Las oportunidades que Dios da son para los que tienen humildad, no para los que tienen suerte. Tal vez sea por eso que la respuesta común de los hombres fieles ante el llamado de Dios es de asombro y de un sentido de no ser dignos. “¿Quién, yo?” es mucho más común que “¿Por qué te habías tardado?” Moisés estaba apacentando las ovejas de su suegro cuando Dios lo llamó a librar a Israel de la esclavitud. Gedeón estaba sacudiendo el trigo de su padre en el lagar cuando el ángel le llamó a ser juez sobre Israel. David estaba apacentando las ovejas de su padre cuando fue ungido rey. Rut estaba cuidando a su suegra. Muchos de los apóstoles estaban simplemente pescando, ocupados en lo suyo, cuando se les llamó a seguir a Cristo.

Los ancianos de las iglesias primitivas simplemente estaban cuidando bien de sus propios hogares cuando fueron llamados y establecidos como los pastores y maestros de las jóvenes congregaciones. Lidia sólo formaba parte de una reunión de oración de mujeres judías. Hombres y mujeres fieles hacen toda una vida de sólo atender a sus propias obligaciones presentes.
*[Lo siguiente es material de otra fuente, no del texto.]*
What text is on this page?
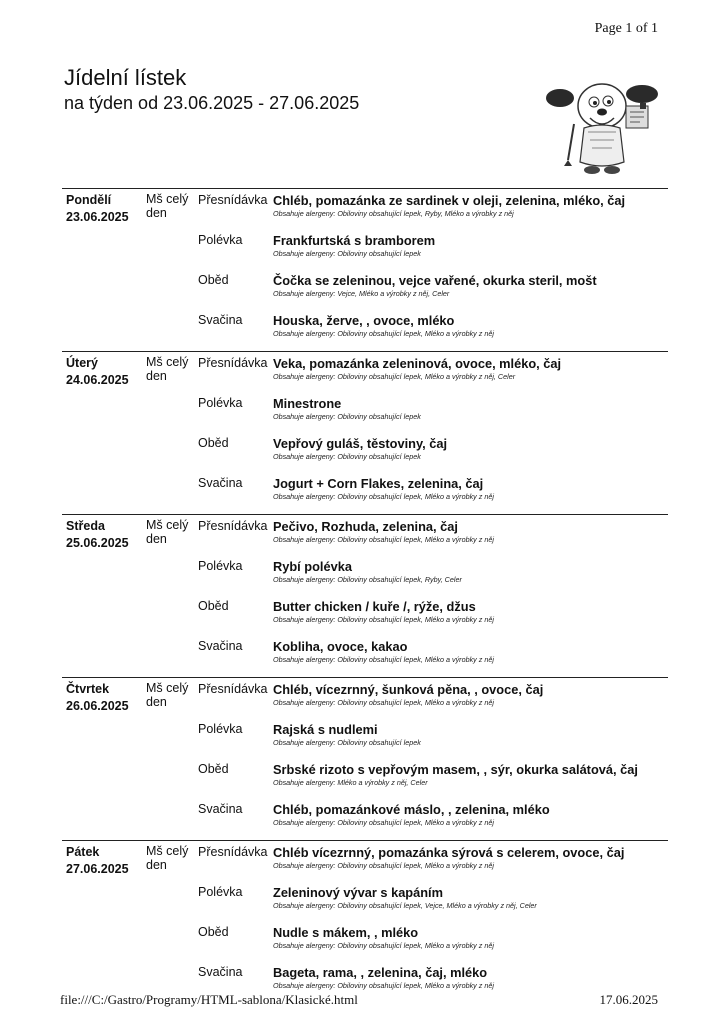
Page 1 of 1
Jídelní lístek
na týden od 23.06.2025 - 27.06.2025
Pondělí
23.06.2025
Mš celý den
Přesnídávka Chléb, pomazánka ze sardinek v oleji, zelenina, mléko, čaj
Obsahuje alergeny: Obiloviny obsahující lepek, Ryby, Mléko a výrobky z něj
Polévka Frankfurtská s bramborem
Obsahuje alergeny: Obiloviny obsahující lepek
Oběd	Čočka se zeleninou, vejce vařené, okurka steril, mošt
Obsahuje alergeny: Vejce, Mléko a výrobky z něj, Celer
Svačina Houska, žerve, , ovoce, mléko
Obsahuje alergeny: Obiloviny obsahující lepek, Mléko a výrobky z něj
Úterý
24.06.2025
Mš celý den
Přesnídávka Veka, pomazánka zeleninová, ovoce, mléko, čaj
Obsahuje alergeny: Obiloviny obsahující lepek, Mléko a výrobky z něj, Celer
Polévka Minestrone
Obsahuje alergeny: Obiloviny obsahující lepek
Oběd	Vepřový guláš, těstoviny, čaj
Obsahuje alergeny: Obiloviny obsahující lepek
Svačina Jogurt + Corn Flakes, zelenina, čaj
Obsahuje alergeny: Obiloviny obsahující lepek, Mléko a výrobky z něj
Středa
25.06.2025
Mš celý den
Přesnídávka Pečivo, Rozhuda, zelenina, čaj
Obsahuje alergeny: Obiloviny obsahující lepek, Mléko a výrobky z něj
Polévka Rybí polévka
Obsahuje alergeny: Obiloviny obsahující lepek, Ryby, Celer
Oběd	Butter chicken / kuře /, rýže, džus
Obsahuje alergeny: Obiloviny obsahující lepek, Mléko a výrobky z něj
Svačina Kobliha, ovoce, kakao
Obsahuje alergeny: Obiloviny obsahující lepek, Mléko a výrobky z něj
Čtvrtek
26.06.2025
Mš celý den
Přesnídávka Chléb, vícezrnný, šunková pěna, , ovoce, čaj
Obsahuje alergeny: Obiloviny obsahující lepek, Mléko a výrobky z něj
Polévka Rajská s nudlemi
Obsahuje alergeny: Obiloviny obsahující lepek
Oběd	Srbské rizoto s vepřovým masem, , sýr, okurka salátová, čaj
Obsahuje alergeny: Mléko a výrobky z něj, Celer
Svačina Chléb, pomazánkové máslo, , zelenina, mléko
Obsahuje alergeny: Obiloviny obsahující lepek, Mléko a výrobky z něj
Pátek
27.06.2025
Mš celý den
Přesnídávka Chléb vícezrnný, pomazánka sýrová s celerem, ovoce, čaj
Obsahuje alergeny: Obiloviny obsahující lepek, Mléko a výrobky z něj
Polévka Zeleninový vývar s kapáním
Obsahuje alergeny: Obiloviny obsahující lepek, Vejce, Mléko a výrobky z něj, Celer
Oběd	Nudle s mákem, , mléko
Obsahuje alergeny: Obiloviny obsahující lepek, Mléko a výrobky z něj
Svačina Bageta, rama, , zelenina, čaj, mléko
Obsahuje alergeny: Obiloviny obsahující lepek, Mléko a výrobky z něj
file:///C:/Gastro/Programy/HTML-sablona/Klasické.html	17.06.2025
Generalmente no aspiran a la grandeza, sino sólo a la fidelidad—y eso es lo que Dios siempre está buscando.

Todos los grandes hombres y mujeres de Dios estaban atendiendo sin aspavientos los asuntos que de momento formaban parte de su vida cuando Dios los llamó. Sólo hasta después se ponía de manifiesto que sus obligaciones del momento fueron la manera en que Dios enfocó sus energías en las pequeñas pero importantes decisiones de sus vidas.

 En el tiempo de Dios, cada aventura fue tomando forma. Y grandes historias se han estado contando desde entonces. Eran hombres y mujeres muy semejantes a ustedes y a mí. Por eso es que sus historias nos traen esperanza.

Cuando pienses que estás fuera de comisión, aparentemente olvidado por Dios y por los hombres, mira alrededor, porque ahí viene un extraño con un camello sediento. No puedes hacer trampa con el principio de las obligaciones presentes. Porque el llegar a estar en el lugar correcto en el momento correcto se logra con demasiados pasos pequeños. No trates de ser fiel sólo cuando tú piensas que realmente cuenta. Tal vez tengas que dar de beber a muchos camellos antes de finalmente dar de beber al camello correcto.

Sólo Dios sabe. Pero las aventuras de Dios llegan más rápidamente a quienes ponen manos a la obra y cumplen con sus obligaciones presentes. Así que despreocúpate, y recoge tu cántaro. El siguiente camello al que le des de beber podría ser el último.